Reportagem da Tribuna de Minas

Faz alguns dias que precisei levar meu pai para uma consulta no hospital que atende ao plano de saúde dele. Aos 88 anos, “seu” José apresentava um quadro de tosse persistente e, como teve pneumonia recentemente, eu me preocupei. Chegando na Santa Casa, ele foi chamado pelo médico plantonista. De cara, percebi que o profissional que estava ali para escutá-lo não tinha habilidade com gente. Olhou-nos com desdém e deixou a porta do consultório aberta. Perguntou o que meu pai sentia, mediu a pressão dele, auscultou o pulmão e o mandou para o Raio-X, não sem antes emitir um sonoro bocejo na nossa frente, como se estivesse em casa, no sofá da sala, em frente à televisão. Fiquei pasma! De que material era feito esse homem que estudou tanto para ser chamado de doutor, mas que não sabia nada sobre o respeito ao paciente que estava a sua frente?

Fiquei pensando no que tem acontecido nos consultórios de todo o país, quando quem está do outro lado da mesa perdeu a capacidade de ter empatia com o sofrimento do outro. Se o conhecimento de saúde é fundamental, um sinal de sabedoria é acolher quem está em condição de vulnerabilidade. Confesso que ainda não digeri a minha indignação.

Por outro lado, no Raio-X do hospital e na nova consulta, desta vez feita por um cardiologista, sobrou solidariedade.
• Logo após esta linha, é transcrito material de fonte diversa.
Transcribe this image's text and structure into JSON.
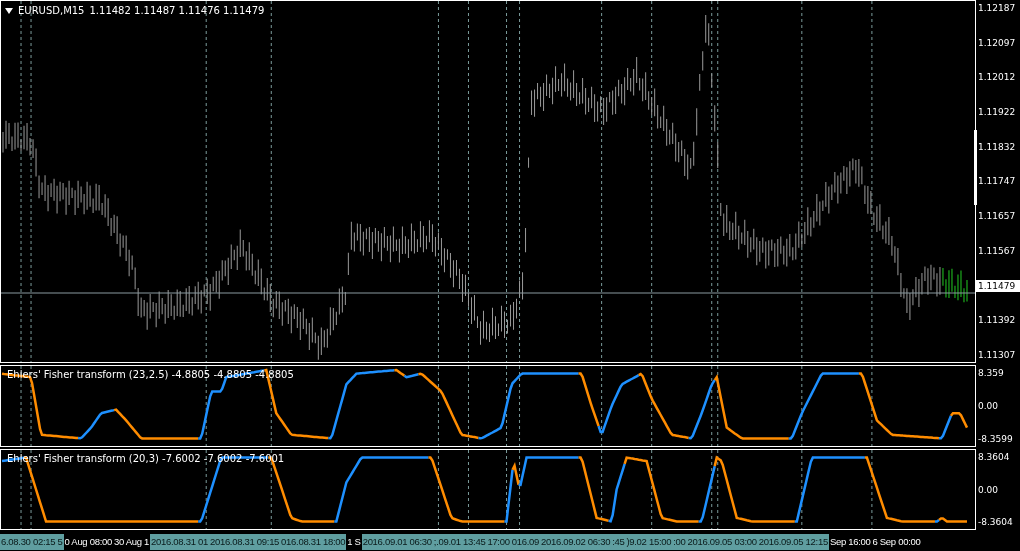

Talvez os que manejavam as máquinas tenham olhado para o meu pai e pensado no deles e em como gostariam que tratassem um amor seu. Que falta faz o hábito de colocar-se no lugar do outro. Se isso fosse um exercício permanente, teríamos um cotidiano mais ameno, porque nos lembraríamos de ser gentis uns com os outros.
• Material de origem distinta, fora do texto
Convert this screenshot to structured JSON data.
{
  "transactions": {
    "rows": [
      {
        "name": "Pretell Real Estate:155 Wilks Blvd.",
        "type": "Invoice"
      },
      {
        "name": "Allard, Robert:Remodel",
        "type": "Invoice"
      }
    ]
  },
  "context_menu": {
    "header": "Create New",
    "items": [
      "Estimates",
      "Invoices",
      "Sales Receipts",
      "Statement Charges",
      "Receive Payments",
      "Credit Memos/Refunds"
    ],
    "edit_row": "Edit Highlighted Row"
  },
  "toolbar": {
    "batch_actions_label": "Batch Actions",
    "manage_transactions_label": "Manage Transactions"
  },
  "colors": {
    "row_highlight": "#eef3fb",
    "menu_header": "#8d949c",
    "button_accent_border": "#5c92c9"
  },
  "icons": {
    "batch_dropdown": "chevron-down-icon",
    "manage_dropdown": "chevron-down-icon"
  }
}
Terminei a minha semana a caminho do cinema, e mais uma cena chamou minha atenção. No meio do shopping, vi um Papai Noel sentado em seu trono vermelho, às moscas, desolado, esperando que uma criança reconhecesse nele a magia dos contos infantis. Sem tempo para olhar Papai Noel, os meninos deslizavam pelos corredores com seus patins de rodinhas, febre entre a garotada, ou andavam de cabeça baixa correndo os dedos pelos celulares em busca de novos joguinhos.

Ri pensando no quanto estamos nos tornando estranhos, ainda mais depois que vi que a foto com o Bom Velhinho saía a R$ 30. Talvez isso ajude a explicar o abandono daquele vovô.

O mundo anda mesmo sem tempo para delicadezas. Dia virá em que teremos que nos reprogramar para não sermos asfixiados por nós mesmos!